Durante coletiva de imprensa, a governadora Hana Ghassan declarou que o Pará “não aceitará ceder um palmo sequer” das terras pertencentes ao território paraense. A manifestação ocorreu após o Supremo Tribunal Federal marcar uma audiência de conciliação entre os dois estados para o próximo dia 21 de maio.

Segundo a governadora, o STF já decidiu, de forma unânime, em favor do Pará no ano de 2020, após uma ação que tramitou por 16 anos na Justiça.

“O Estado de Mato Grosso quer reabrir uma ação para controlar 22 mil quilômetros quadrados pertencentes ao Estado do Pará. Uma área equivalente ao Estado de Sergipe”, afirmou Hana Ghassan.

A disputa envolve a região conhecida como Salto das Sete Quedas e alcança áreas de seis municípios paraenses: Altamira, Cumaru do Norte, Jacareacanga, Novo Progresso, Santana do Araguaia e São Félix do Xingu.

A audiência foi convocada pelo ministro Flávio Dino e tem como objetivo discutir os efeitos práticos da decisão do Supremo. De acordo com a Procuradoria-Geral do Estado do Pará, o encontro não deverá rediscutir os limites territoriais já definidos pela Corte.
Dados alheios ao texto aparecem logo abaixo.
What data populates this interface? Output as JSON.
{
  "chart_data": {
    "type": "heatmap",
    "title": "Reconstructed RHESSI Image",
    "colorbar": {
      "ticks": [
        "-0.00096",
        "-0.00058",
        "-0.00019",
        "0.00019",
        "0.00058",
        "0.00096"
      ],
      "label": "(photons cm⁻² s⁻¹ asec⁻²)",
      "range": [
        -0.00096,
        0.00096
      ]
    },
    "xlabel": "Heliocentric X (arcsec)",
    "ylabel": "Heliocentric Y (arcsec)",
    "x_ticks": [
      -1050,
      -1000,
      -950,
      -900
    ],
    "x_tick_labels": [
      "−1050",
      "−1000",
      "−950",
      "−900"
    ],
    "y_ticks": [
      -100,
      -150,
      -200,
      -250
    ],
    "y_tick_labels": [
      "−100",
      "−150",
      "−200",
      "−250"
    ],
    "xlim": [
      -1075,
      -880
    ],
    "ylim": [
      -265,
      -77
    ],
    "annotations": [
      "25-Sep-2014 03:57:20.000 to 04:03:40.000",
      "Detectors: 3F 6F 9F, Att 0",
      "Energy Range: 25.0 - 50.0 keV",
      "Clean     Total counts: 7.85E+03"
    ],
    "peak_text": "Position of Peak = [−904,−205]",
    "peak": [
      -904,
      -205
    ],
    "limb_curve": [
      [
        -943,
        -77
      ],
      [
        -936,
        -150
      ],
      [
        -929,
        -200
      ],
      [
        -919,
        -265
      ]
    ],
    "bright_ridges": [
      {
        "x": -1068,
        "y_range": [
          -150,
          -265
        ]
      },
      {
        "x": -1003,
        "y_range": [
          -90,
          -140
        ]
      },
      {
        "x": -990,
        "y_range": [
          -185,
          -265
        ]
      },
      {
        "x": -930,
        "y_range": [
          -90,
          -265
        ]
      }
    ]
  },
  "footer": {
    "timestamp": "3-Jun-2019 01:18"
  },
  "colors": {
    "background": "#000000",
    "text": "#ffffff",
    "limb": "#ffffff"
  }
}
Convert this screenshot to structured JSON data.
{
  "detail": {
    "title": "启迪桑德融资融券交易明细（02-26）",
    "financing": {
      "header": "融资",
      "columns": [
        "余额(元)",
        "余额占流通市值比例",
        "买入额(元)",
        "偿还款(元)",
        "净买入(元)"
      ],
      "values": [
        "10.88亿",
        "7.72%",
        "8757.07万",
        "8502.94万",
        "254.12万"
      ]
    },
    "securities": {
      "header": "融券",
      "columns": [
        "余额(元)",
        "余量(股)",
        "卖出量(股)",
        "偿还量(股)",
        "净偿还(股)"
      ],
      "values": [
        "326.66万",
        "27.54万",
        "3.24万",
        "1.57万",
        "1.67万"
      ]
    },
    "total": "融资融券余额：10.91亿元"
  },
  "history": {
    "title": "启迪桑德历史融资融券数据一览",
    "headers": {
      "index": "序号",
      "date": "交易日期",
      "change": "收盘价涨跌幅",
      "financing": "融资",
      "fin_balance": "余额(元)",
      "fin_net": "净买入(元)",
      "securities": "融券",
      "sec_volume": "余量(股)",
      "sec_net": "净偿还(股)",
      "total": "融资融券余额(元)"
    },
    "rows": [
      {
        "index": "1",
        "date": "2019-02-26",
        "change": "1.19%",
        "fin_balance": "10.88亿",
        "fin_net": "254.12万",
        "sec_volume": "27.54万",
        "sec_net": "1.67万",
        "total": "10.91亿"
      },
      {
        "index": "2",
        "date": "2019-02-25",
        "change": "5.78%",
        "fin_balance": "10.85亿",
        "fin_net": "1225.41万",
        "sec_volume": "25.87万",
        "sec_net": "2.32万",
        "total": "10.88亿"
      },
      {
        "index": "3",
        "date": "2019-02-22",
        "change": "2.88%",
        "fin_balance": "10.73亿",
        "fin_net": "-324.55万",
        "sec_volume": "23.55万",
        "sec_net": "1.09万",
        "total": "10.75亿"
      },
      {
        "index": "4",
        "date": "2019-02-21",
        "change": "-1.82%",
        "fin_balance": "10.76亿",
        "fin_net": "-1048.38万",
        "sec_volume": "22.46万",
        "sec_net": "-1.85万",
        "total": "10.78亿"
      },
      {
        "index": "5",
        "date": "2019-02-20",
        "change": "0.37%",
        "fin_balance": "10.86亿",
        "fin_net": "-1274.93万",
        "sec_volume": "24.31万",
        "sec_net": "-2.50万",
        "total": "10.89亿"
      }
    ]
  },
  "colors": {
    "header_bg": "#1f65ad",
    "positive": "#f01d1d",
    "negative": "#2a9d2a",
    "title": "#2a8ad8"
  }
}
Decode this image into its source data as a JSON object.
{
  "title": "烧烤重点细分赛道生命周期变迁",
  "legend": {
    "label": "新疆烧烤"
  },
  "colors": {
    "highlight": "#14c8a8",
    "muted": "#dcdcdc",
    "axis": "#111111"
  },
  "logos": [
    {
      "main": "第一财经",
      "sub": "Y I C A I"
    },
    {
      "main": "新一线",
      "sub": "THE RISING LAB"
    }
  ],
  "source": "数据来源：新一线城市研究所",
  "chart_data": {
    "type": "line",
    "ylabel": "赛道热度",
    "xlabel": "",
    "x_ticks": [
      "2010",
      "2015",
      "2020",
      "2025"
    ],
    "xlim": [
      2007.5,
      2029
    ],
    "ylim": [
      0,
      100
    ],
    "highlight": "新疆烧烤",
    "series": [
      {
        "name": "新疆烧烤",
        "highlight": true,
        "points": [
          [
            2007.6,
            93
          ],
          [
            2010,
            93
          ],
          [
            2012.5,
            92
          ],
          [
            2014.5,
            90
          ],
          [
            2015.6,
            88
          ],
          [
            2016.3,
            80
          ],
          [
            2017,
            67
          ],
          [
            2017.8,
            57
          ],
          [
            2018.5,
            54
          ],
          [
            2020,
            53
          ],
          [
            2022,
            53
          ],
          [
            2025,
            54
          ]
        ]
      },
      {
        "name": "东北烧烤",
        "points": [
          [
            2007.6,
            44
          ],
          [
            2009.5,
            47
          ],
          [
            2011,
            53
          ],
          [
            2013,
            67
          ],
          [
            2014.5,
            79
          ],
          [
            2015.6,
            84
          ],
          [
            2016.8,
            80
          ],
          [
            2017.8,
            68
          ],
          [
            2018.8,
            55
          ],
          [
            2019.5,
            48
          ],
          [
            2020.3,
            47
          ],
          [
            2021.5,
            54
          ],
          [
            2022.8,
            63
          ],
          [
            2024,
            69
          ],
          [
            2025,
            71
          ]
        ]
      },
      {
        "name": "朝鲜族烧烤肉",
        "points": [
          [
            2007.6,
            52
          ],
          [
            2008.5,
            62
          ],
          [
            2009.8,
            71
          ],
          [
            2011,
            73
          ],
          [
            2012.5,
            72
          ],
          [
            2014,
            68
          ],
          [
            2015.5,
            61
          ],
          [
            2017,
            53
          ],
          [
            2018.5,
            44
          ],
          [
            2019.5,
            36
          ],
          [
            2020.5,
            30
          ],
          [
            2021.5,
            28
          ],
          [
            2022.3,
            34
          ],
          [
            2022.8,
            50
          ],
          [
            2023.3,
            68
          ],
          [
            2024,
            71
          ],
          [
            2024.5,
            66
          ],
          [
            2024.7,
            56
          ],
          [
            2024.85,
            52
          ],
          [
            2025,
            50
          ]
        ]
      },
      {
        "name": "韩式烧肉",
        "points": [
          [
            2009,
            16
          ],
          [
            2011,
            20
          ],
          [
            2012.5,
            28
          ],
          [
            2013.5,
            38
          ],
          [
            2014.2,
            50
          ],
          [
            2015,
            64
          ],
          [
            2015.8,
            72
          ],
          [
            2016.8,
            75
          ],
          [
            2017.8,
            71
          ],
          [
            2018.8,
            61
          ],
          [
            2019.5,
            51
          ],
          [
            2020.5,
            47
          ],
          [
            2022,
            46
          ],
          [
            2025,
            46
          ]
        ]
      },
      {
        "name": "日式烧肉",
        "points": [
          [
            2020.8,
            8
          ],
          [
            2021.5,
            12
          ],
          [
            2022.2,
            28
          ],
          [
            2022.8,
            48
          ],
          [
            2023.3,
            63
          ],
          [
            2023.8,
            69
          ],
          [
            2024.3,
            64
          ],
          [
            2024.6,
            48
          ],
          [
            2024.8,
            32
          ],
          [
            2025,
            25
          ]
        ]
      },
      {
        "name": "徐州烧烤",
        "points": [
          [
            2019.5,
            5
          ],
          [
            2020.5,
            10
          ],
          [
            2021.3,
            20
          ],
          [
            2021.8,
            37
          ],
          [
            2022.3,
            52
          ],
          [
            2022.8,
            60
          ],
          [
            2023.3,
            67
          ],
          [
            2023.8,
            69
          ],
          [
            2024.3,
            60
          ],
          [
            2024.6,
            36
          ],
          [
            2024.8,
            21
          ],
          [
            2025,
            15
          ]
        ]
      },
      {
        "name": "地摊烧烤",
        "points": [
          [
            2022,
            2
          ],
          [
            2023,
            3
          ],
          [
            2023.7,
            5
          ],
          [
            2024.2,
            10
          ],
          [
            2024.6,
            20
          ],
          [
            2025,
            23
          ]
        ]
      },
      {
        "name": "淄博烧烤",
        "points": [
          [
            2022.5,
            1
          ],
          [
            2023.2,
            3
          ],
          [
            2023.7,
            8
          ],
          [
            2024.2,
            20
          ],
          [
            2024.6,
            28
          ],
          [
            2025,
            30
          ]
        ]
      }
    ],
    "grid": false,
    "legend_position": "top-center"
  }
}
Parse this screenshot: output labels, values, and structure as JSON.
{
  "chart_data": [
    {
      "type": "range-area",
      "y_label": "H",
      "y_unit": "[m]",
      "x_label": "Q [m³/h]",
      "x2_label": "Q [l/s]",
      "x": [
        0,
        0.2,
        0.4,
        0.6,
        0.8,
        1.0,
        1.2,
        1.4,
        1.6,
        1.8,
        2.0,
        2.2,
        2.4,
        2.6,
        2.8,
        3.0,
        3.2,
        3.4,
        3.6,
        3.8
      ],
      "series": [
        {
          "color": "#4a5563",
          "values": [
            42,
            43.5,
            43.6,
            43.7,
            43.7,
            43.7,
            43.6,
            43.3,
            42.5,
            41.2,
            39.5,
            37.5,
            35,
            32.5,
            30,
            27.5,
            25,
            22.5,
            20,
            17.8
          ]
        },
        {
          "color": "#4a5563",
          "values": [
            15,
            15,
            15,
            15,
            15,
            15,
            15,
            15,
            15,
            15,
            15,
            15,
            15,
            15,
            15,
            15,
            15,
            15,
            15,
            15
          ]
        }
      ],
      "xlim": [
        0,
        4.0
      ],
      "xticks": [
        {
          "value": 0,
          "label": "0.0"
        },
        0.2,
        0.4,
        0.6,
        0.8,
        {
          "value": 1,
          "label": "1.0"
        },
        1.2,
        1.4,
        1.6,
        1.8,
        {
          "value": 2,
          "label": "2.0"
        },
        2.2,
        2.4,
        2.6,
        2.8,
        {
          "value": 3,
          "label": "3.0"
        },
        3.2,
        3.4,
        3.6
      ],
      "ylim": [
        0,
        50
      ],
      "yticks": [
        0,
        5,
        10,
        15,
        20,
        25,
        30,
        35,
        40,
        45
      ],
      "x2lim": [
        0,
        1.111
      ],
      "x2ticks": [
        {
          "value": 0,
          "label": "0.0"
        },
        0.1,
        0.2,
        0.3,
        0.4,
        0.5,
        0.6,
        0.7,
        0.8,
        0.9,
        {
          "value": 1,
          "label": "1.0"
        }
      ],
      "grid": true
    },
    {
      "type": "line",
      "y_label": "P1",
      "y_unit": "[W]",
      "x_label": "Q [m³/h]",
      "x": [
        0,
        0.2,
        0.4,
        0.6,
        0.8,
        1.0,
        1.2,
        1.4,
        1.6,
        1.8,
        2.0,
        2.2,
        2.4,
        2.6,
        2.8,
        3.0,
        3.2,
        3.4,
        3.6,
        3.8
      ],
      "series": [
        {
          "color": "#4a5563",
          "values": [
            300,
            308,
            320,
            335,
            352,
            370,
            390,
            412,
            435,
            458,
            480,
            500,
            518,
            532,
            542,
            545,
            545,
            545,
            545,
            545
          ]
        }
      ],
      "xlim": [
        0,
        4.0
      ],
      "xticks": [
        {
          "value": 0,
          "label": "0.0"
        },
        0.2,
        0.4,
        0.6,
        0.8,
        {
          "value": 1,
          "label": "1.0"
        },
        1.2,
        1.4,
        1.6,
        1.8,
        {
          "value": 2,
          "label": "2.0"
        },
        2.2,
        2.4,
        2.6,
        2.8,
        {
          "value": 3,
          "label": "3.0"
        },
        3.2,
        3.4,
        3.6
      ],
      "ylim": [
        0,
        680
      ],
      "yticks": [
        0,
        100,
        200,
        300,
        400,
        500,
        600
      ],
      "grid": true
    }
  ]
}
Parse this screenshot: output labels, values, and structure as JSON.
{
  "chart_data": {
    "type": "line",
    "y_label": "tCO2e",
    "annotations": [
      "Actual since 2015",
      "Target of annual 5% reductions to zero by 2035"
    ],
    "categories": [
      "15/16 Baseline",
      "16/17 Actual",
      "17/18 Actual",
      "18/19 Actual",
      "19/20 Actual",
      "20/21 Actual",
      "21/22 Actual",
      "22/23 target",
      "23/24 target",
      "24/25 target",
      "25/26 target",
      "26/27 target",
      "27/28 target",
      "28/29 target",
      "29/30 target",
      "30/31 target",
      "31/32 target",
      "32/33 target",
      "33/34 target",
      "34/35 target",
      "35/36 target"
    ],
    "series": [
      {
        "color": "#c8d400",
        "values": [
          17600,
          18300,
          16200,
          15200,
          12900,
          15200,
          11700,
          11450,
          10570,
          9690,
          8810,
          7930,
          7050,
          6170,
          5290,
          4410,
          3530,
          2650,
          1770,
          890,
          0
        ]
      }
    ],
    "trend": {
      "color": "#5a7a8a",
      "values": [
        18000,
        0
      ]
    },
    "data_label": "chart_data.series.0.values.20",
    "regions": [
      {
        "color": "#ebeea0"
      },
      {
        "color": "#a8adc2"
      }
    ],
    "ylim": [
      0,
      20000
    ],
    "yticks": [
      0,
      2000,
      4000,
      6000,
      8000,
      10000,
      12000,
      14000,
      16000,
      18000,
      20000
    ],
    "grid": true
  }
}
A procuradora-geral do Estado, Ana Carolina Gluck Paúl, afirmou que o Pará seguirá defendendo integralmente o território estadual.

A divisa entre Pará e Mato Grosso foi oficialmente demarcada ainda em 1922. Desde então, o tema já passou por diversas análises no STF, sempre com decisões favoráveis ao Estado do Pará. Em 2020, o Supremo confirmou definitivamente os limites atuais entre os dois estados, com base em perícia realizada pelo Serviço Geográfico do Exército.

Mesmo após a decisão definitiva, o Mato Grosso apresentou novos recursos nos anos seguintes. Em 2021, os embargos de declaração foram rejeitados por unanimidade. Em 2023, o STF negou ação rescisória apresentada pelo estado vizinho e, em março deste ano, voltou a negar novo recurso relacionado ao caso.

Ao final da coletiva, Hana Ghassan reforçou que a defesa do território representa também a defesa da identidade do povo paraense.

“Estamos defendendo o futuro e a identidade de cada paraense. Cada palmo dessa terra continuará pertencendo ao Estado do Pará”, declarou a governadora.